Nokia Networks Nigeria country manager Sam Nwosu said LTE deployments in the country remain low because of a lack of compatible handsets and low consumer income.
Nwosu told Nigeria's Sun newspaper that most people in the country still exist on a daily wage of $1 (€0.89) or less, making it hard to sell the investment case for LTE rollouts to operators. At the same time, a lack of affordable, LTE-compatible smartphones is making the technology a tough sell in the consumer sector.
"To join the 4G revolution, we need to have smartphones that are configured to work with 4G networks," Nwosu explained.
He cited recent figures from research company Ovum that show the proportion of 3G subscribers in Nigeria grew from 12 per cent in the third quarter of 2013 to 16 per cent in the same period of 2014 as evidence of the growing demand for data services in a market where mobile broadband is likely to be the first point of access for many consumers due to a lack of fixed line infrastructure.
While some operators in the market have enjoyed success with WiMAX networks, Nwosu noted that the technology is as affected by a lack of compatible handsets as LTE. Another limiting factor is an inability to roam when using WiMAX, he explained.
"WiMAX s basically dead in the woods and any operator still on WiMAX should be thinking of migrating quickly to LTE because very soon, they will have neither equipment nor device support," Nwosu told the Sun.
Nokia Networks recently told the Nigeria Communications Commission--Nigeria's telecom regulator--that spectrum harmonisation is necessary to promote next generation mobile networks and services. Nwosu said spectrum allocations are currently fragmented and suggested smaller operators may merge, or be bought out, as spectrum consolidation takes place.
The Finland-based equipment vendor named Nigeria as a "priority country" in March 2014, when it announced it was expanding its presence with the opening of a new office in the country's largest city Lagos, and an overhaul of its existing office in capital city Abuja.

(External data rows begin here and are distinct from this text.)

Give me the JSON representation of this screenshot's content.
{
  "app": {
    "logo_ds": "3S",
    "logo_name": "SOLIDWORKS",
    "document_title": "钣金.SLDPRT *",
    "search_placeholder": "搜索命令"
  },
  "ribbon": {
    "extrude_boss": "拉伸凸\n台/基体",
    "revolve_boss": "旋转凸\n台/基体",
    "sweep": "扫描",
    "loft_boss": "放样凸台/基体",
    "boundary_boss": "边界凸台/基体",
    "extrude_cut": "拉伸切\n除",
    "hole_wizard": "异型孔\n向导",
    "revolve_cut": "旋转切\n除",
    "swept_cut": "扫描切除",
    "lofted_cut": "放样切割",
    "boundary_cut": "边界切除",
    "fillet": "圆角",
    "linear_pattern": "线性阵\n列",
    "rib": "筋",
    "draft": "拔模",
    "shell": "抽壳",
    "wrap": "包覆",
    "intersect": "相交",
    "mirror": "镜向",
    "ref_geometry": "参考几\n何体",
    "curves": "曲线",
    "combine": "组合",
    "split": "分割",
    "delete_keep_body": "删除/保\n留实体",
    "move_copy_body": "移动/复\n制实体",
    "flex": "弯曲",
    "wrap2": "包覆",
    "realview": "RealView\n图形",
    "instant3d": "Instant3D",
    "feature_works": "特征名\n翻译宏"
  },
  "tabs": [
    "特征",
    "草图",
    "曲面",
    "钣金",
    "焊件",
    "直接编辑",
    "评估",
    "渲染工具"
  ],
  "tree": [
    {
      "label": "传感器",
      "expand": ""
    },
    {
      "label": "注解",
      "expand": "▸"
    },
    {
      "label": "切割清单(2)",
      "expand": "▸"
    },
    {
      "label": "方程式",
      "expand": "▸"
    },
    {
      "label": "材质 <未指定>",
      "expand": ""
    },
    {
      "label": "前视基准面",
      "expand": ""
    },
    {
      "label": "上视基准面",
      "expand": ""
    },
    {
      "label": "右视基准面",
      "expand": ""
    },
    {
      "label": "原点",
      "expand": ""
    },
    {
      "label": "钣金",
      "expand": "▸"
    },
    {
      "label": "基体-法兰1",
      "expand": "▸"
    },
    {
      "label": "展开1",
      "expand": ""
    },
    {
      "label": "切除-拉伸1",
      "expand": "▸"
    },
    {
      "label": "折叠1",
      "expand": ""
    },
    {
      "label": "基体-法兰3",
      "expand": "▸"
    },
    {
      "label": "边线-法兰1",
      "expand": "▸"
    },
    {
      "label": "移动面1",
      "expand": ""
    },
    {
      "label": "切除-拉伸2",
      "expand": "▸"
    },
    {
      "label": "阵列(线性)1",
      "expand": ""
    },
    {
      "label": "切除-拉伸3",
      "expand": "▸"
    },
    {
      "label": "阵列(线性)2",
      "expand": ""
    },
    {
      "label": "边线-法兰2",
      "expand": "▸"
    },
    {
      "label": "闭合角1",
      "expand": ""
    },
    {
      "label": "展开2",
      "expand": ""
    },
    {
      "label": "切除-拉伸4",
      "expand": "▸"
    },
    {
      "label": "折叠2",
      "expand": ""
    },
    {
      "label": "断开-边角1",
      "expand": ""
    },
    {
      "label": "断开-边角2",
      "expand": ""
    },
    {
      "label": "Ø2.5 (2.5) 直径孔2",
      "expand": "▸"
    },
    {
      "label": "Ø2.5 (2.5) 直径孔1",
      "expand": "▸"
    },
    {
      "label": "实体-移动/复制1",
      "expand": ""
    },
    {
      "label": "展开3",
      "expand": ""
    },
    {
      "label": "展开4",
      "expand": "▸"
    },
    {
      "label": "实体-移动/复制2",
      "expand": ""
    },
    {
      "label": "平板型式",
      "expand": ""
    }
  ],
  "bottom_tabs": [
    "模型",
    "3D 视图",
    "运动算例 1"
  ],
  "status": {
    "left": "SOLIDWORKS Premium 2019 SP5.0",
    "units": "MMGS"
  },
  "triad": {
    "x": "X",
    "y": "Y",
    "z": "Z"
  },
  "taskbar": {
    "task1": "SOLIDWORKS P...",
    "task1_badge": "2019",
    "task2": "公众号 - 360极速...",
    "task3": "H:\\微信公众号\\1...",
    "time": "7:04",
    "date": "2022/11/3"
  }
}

At the time Igor Leprince, Nokia Networks' SVP for Middle East and Africa, said the company was "ready to deliver large-scale mobile broadband rollouts in Nigeria."
LTE deployments in Africa are growing; recent figures from Ovum show the number of networks deployed increased from 22 in mid-2014 to 34 by February. Many operators on the continent are also bypassing 3G and moving straight to LTE, as they seek to address a lack of fixed-line infrastructure and capitalise on consumers' familiarity with mobile access.